199 Process of winding up

Process of winding up

The procedure by which a company’s existence is terminated is called “liquidation” or “winding up”. These terms are interchangeable but for the discussion in this unit, “winding up” is used. The process of winding may be as follows:

1. The passing of a resolution, or the making of an order by the court, that the company be wound up.

2. The appointment of a liquidator.

3. The converting, by the liquidator, of the company’s assets into cash, the calling in of any uncalled capital and the payment of the company’s creditors in order of priority.

4. The distribution to members of any surplus after payment of all creditors.

5. The dissolution of the company.

The major purposes of winding up are for the collection and realisation of company assets, and out of the proceeds of such realisation are used to first, pay creditors in a fixed order of priority and second, adjusting the rights of members among themselves.

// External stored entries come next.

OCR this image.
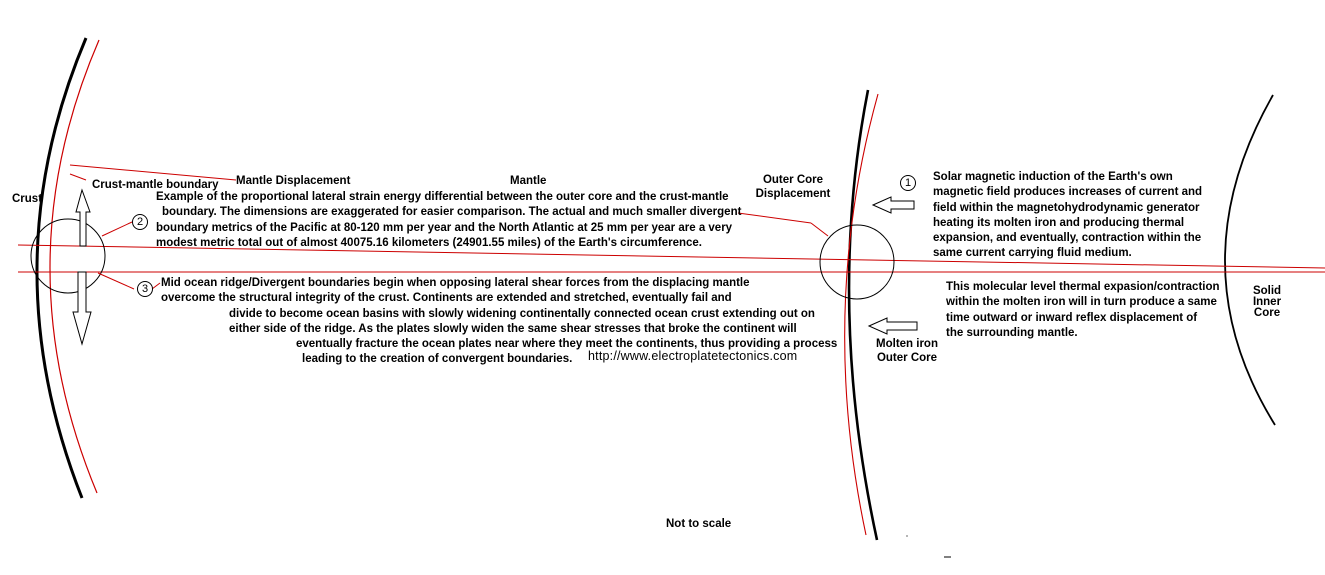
1
2
3
Crust
Crust-mantle boundary Mantle Displacement	Mantle	Outer Core
Displacement
Molten iron
Outer Core
Solid
Inner
Core
Not to scale
Solar magnetic induction of the Earth's own
magnetic field produces increases of current and
field within the magnetohydrodynamic generator
heating its molten iron and producing thermal
expansion, and eventually, contraction within the
same current carrying fluid medium.
This molecular level thermal expasion/contraction
within the molten iron will in turn produce a same
time outward or inward reflex displacement of
the surrounding mantle.
Example of the proportional lateral strain energy differential between the outer core and the crust-mantle
boundary. The dimensions are exaggerated for easier comparison. The actual and much smaller divergent
boundary metrics of the Pacific at 80-120 mm per year and the North Atlantic at 25 mm per year are a very
modest metric total out of almost 40075.16 kilometers (24901.55 miles) of the Earth's circumference.
Mid ocean ridge/Divergent boundaries begin when opposing lateral shear forces from the displacing mantle
overcome the structural integrity of the crust. Continents are extended and stretched, eventually fail and
divide to become ocean basins with slowly widening continentally connected ocean crust extending out on
either side of the ridge. As the plates slowly widen the same shear stresses that broke the continent will
eventually fracture the ocean plates near where they meet the continents, thus providing a process
leading to the creation of convergent boundaries.	http://www.electroplatetectonics.com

The winding-up order of the court or resolution of the company puts the company into a winding up state, but it may be a long time before its final dissolution. During this time the company remains a legal entity.

If a winding-up proceeding is commenced against a listed company, or any of its subsidiaries or major associated companies, the listed company must make an immediate announcement pertaining to such proceedings to Bursa Securities (para 9.19 Bursa Malaysia Securities Listing Requirements).

According to Pt C of Appendix 9A (para 9.19(19)) the following information must be included in the announcement:

1. The date of presentation of the winding-up petition and the same was served on the listed company, its subsidiary or major associated company;

2. The particulars of the claim under the petition, including the amount claimed and the interest rate;

3. The details of default or circumstances which led to the filing of the petition against the listed company, its subsidiary or major associated company;

4. The total cost of investment in a subsidiary or major associated company, where the winding-up is commenced against a subsidiary or major associated company;

5. The financial and operational impact of the proceedings on the group;

6. The expected losses arising from the proceedings, if any; and

7. steps taken or proposed to be taken by the listed company in respect of the winding-up proceedings.